Когда компьютер загрузился, он вышел в Интернет через модем, набрал код авторизации в mIRC, набрал еще два пароля, чтобы попасть в «Детский сад», и вошел под ником Пряник. Его тут же приветствовали:

«Привет! Вижу, вернулся». Это сказал Педократ. «Жалко, я тебя не вижу», — быстро ответил он.

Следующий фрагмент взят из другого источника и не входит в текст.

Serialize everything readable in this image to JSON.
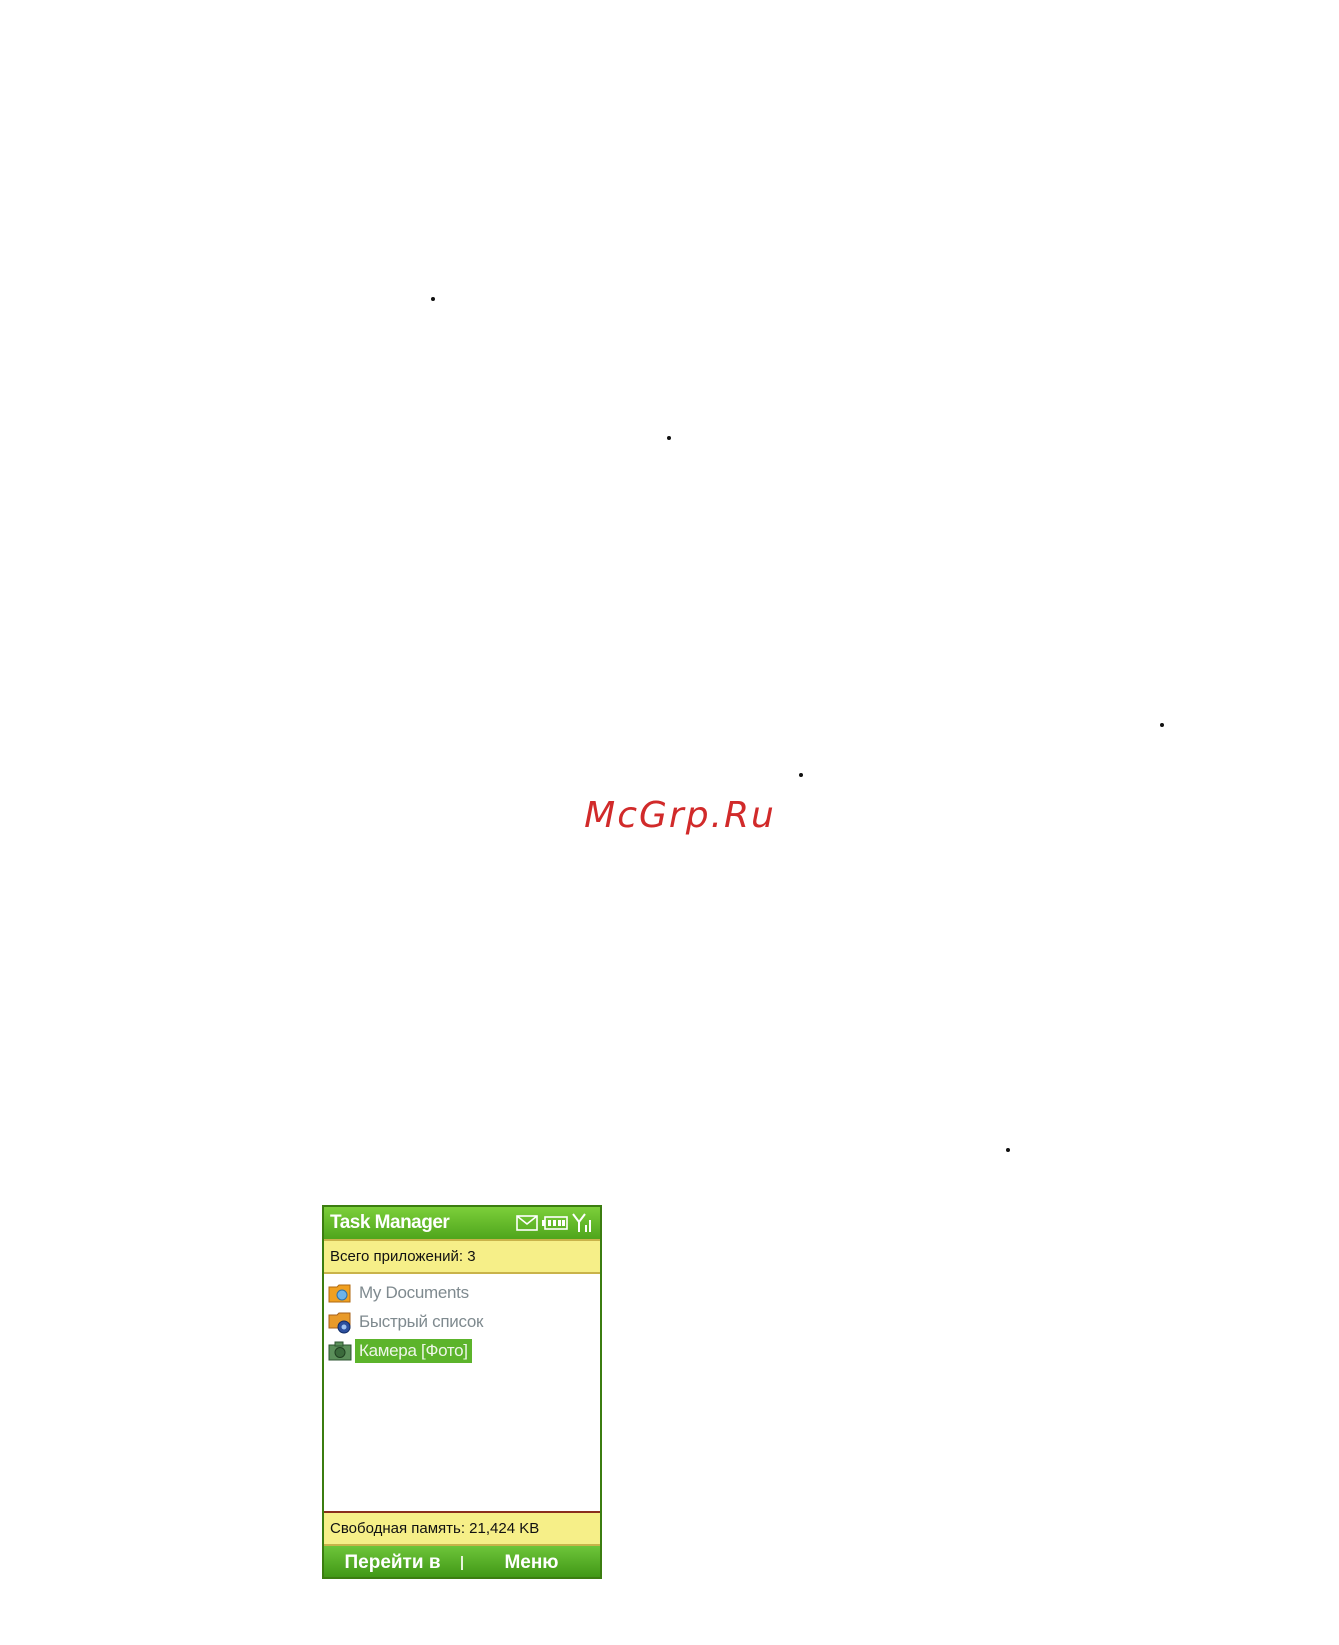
{
  "watermark": "McGrp.Ru",
  "phone": {
    "title": "Task Manager",
    "status_icons": [
      "envelope-icon",
      "battery-icon",
      "signal-icon"
    ],
    "apps_count": "Всего приложений: 3",
    "items": [
      {
        "label": "My Documents",
        "icon": "folder-icon",
        "selected": false
      },
      {
        "label": "Быстрый список",
        "icon": "quicklist-icon",
        "selected": false
      },
      {
        "label": "Камера [Фото]",
        "icon": "camera-icon",
        "selected": true
      }
    ],
    "free_memory": "Свободная память: 21,424 KB",
    "softkeys": {
      "left": "Перейти в",
      "right": "Меню"
    },
    "colors": {
      "accent": "#5cb42b",
      "infobar": "#f6ef88"
    }
  }
}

«А я специально для тебя повилял хвостом». «Здорово. — Он на миг задумался. — Пришлешь фотку?»

«А что дашь за нее?»

«2 фотки в душе?»

«Я дам тебе 3!» Это вступил Сперминатор, самый полный дурак в чате.

«Погодь, Пряник был первый».

«А я второй!»

«Эй, где тут фотки раздают?» Заглот всегда вмешивался в разговор, но дальше разговоров у него не шло. В чате сидели еще двое, Полпинты и ПЕНИСтый, но они только слушали. Забавно, ему иногда казалось, будто он слышит их дыхание.

«Давай сначала, — написал он. — Про свою любовь говори мне вновь».

«Трам-пам-пам-пам».

«Я так завелся, что у меня на козла встанет», — опять Сперминатор.

«Видел моего маленького козлика?» — Заглот.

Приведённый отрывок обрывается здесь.